XHUSS-FM
- Hermosillo, Sonora; Mexico;
- Frequency: 92.3 FM
- Branding: Suave

Programming
- Format: Romantic

Ownership
- Owner: Grupo ACIR; (Radio XHUSS Hermosillo, S. de R.L. de C.V.);
- Operator: Bura Grupo Multimedia
- Sister stations: XHHQ-FM, XHFEM-FM

History
- First air date: August 16, 1994
- Call sign meaning: From Ures, Sonora, the original location of the station

Technical information
- Licensing authority: CRT
- Class: C1
- ERP: 50 kWs
- HAAT: 238.5 m (782 ft)
- Transmitter coordinates: 29°03′41″N 110°56′28″W﻿ / ﻿29.06139°N 110.94111°W

Links
- Webcast: Listen live
- Website: www.suaveoficial.com

= XHUSS-FM =

Radio station in Hermosillo, Sonora, Mexico

XHUSS-FM is a radio station on 92.3 FM in Hermosillo, Sonora, Mexico. The station is owned by Grupo ACIR but operated by Bura Grupo Multimedia and carries a romantic format known as Suave.

==History==
XHUSS was originally located in Ures, Sonora on 95.1 MHz.
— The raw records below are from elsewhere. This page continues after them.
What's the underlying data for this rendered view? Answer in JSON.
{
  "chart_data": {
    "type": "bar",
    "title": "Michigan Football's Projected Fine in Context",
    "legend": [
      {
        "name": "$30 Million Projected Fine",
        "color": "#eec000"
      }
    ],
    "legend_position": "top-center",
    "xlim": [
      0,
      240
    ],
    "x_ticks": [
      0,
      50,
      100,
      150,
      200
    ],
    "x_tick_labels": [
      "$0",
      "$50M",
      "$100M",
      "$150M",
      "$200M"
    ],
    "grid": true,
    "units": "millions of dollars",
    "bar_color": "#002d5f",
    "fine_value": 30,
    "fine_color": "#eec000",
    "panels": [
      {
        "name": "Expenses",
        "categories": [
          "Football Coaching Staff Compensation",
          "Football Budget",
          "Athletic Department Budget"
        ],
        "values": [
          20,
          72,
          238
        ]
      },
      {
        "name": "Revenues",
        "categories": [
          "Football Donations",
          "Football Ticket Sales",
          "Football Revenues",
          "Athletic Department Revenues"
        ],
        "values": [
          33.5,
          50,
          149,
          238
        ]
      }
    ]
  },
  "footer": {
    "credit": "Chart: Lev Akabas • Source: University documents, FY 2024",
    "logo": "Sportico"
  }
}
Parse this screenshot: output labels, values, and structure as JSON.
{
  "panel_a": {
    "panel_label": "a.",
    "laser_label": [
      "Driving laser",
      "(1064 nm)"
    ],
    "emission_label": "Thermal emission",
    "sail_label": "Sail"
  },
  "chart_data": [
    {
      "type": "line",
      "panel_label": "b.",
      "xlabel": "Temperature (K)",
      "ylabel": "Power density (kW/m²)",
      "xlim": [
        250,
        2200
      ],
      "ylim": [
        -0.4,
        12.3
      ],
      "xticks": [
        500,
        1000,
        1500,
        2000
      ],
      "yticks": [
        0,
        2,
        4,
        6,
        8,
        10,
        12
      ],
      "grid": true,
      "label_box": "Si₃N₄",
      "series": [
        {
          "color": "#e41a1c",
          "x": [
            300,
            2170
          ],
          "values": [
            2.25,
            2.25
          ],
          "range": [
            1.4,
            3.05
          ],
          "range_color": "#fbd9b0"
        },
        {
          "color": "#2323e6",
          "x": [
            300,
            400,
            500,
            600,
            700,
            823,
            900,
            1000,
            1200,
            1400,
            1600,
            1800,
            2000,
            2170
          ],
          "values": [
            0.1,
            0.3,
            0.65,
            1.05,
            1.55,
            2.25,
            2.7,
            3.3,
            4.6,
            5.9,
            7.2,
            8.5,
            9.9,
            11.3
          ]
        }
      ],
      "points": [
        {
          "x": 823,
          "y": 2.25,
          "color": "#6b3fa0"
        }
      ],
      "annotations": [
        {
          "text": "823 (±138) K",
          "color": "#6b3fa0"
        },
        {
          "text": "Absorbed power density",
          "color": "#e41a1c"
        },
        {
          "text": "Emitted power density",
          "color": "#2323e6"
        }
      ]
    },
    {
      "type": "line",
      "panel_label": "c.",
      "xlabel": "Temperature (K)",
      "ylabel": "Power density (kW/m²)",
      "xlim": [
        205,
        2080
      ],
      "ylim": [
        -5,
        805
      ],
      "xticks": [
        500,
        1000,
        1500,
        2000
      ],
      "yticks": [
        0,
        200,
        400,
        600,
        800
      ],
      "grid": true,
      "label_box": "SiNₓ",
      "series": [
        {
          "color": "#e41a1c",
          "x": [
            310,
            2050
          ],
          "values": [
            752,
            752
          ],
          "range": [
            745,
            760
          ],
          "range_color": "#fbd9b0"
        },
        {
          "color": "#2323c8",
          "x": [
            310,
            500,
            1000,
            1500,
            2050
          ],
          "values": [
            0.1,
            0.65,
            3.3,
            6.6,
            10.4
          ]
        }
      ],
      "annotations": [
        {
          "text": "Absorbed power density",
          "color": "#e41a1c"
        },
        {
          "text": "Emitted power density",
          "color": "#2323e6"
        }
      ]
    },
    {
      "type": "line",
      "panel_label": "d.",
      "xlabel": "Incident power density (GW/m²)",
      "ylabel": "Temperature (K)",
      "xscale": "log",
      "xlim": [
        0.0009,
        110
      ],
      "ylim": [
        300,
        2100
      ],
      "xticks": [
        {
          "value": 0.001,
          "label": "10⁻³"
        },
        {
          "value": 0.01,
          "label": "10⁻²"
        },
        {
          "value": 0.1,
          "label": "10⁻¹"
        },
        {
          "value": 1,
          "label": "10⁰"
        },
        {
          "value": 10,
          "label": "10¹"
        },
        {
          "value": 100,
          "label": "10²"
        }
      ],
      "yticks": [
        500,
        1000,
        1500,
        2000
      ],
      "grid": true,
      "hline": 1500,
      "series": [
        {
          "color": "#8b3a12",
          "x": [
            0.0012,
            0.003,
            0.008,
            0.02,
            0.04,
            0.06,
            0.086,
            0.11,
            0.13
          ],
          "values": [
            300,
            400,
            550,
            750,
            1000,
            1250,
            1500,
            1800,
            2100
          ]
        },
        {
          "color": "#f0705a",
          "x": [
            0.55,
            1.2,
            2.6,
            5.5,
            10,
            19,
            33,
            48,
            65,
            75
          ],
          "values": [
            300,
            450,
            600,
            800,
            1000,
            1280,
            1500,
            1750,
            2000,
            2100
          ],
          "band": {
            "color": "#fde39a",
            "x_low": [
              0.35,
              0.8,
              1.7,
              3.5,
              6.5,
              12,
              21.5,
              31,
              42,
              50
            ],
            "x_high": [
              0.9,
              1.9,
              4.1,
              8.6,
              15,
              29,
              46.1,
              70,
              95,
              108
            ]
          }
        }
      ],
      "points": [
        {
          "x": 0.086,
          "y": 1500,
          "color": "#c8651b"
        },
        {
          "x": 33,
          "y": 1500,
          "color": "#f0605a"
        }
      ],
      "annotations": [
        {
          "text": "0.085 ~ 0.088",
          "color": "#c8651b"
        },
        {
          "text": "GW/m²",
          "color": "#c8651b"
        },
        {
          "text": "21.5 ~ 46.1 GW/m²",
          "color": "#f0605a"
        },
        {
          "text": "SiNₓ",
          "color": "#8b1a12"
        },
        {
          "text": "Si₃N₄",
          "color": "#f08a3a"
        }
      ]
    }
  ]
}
It received its concession on August 16, 1994 and was owned by Jorge Torio Castellanos. It moved to Hermosillo in the late 1990s and changed frequencies to 92.3 MHz.

Grupo ACIR operated this station with its Amor romantic format until January 2024, when it was sold to Bura Grupo Multimedia. Bura kept the format but rebranded it as Suave ("Soft").